May 10, 2023 //
The initial posts in this series on the steps to buying a business outline the preparations you can make before the three-stage, formal acquisition process begins, along with the mindset you must adopt to achieve the best results.
The formal process begins after you’ve engaged an M&A Advisor, but your preliminary preparation will give you an advantage.
In upcoming posts, I will review the three formal process stages you’ll progress through with your M&A Advisors: preparation, market outreach, and deal closing. At Stillwater, we have perfected our acquisition process through extensive experience, so we can equip you for the demands of each successive step. However, that includes helping you get ready for the race, before it begins. So, we remain focused in this post on your steps to readiness.
As previously discussed, you will want to walk into your first meeting with your M&A Advisors with a clear grasp of your company’s business strategy, mission, and vision for the future, and how a potential acquisition will further each of these.

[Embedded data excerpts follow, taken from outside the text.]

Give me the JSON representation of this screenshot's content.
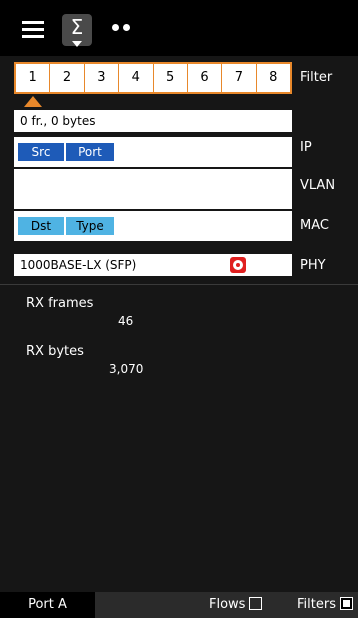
{
  "toolbar": {
    "menu_icon": "hamburger-icon",
    "sigma_symbol": "Σ",
    "dots_icon": "two-dots-icon"
  },
  "filters": {
    "label": "Filter",
    "cells": [
      "1",
      "2",
      "3",
      "4",
      "5",
      "6",
      "7",
      "8"
    ],
    "selected_index": 1
  },
  "frame_summary": "0 fr., 0 bytes",
  "ip": {
    "label": "IP",
    "tags": [
      "Src",
      "Port"
    ]
  },
  "vlan": {
    "label": "VLAN"
  },
  "mac": {
    "label": "MAC",
    "tags": [
      "Dst",
      "Type"
    ]
  },
  "phy": {
    "label": "PHY",
    "value": "1000BASE-LX (SFP)",
    "status_icon": "sfp-lifebuoy-icon"
  },
  "stats": {
    "rx_frames_label": "RX frames",
    "rx_frames_value": "46",
    "rx_bytes_label": "RX bytes",
    "rx_bytes_value": "3,070"
  },
  "bottom": {
    "port_tab": "Port A",
    "flows_label": "Flows",
    "flows_checked": false,
    "filters_label": "Filters",
    "filters_checked": true
  },
  "colors": {
    "accent_orange": "#e8882b",
    "tag_dark_blue": "#1e5bb8",
    "tag_light_blue": "#4fb3e3",
    "phy_icon_red": "#e02020"
  }
}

For me, this speaks to the necessity of future-proofing your business. The company you acquire must boost the health and lifespan of your own company over the long term. This requires an incredibly careful and focused selection process as you play the tricky game of shoring up your future benefits and defenses, while also mitigating against future risks. A smart acquisition helps the future of your company. A hasty acquisition will not.
I see clients gravitate toward a particular business or market in the early stages of the acquisition process for two main reasons:
In some circumstances, pricing is a legitimate reason to purchase a business. However, most often it is not. If a great price is your sole determinant, you are rolling the dice on whether the deal will benefit your current company in the long term. (Be cautious, also, with M&A Advisors who talk about bargain-hunting over anything else.) Bargain or not—if it’s not the right fit, it won’t perform.
The second reason you may be drawn toward a particular business or market is a better one: it fits with your overall strategy for the future of your business.
Profit will always be a key factor, of course, but with a future-focused strategy driving your decisions, you’ll make smarter choices. If your company has a firm grasp on where you are headed next, you’ll have gained clarity on things the business needs to get there. That means you and your advisors can ask the right questions and look in the right places for an acquisition that is going to meet those needs:
Google, and its parent company Alphabet, give us a useful (if controversial) public example of a future-focused acquisition strategy at work. In its early days as a fledgling tech behemoth, the press covered Google’s actions with mild scorn as they watched a search engine snap up company after company, all seemingly unrelated to each other or to Google’s central function. Just two and a half decades later, observe a company with powerful reach and influence in nearly every sphere of human existence. Those early purchases have a lot to do with who they have become. If they seemed foolish to an outside observer, you can be sure there was a very precise and forward-focused strategy driving their acquisitions.
You can start the process of buying a business with the same focus. I suggest two simple ways to ensure you’re starting with a forward-looking strategy:
Don’t just revisit your strategy—learn it and know it. Breathe it. Become it. Think about it from every direction. Know how to explain it in 45 seconds or converse knowledgeably about it for an hour with equal comfort. Get your kids to test you about it at the breakfast table. Annoy your colleagues by connecting it to every discussion.
Don’t – or you risk making your strategy an empty gesture – keep it as a 10-page document marked ‘important’ tacked to a corkboard that nobody ever really looks at. You need your future-focused strategy to be infused into the DNA of your company. It should drive all the decisions you are required to make.
If the M&A Advisors you’re considering are talking more about quick money and great bargains than asking questions about where you see your business in 5, 10, or 20 years… I would respectfully ask you to reconsider your choice of M&A Advisors. If they are not focused on your future, their approach to the acquisition process won’t help get you there. It’s important to ask these questions as you begin because you want to be in a future-focused mindset as you proceed through the acquisition process. A quality team of advisors will keep you looking forward.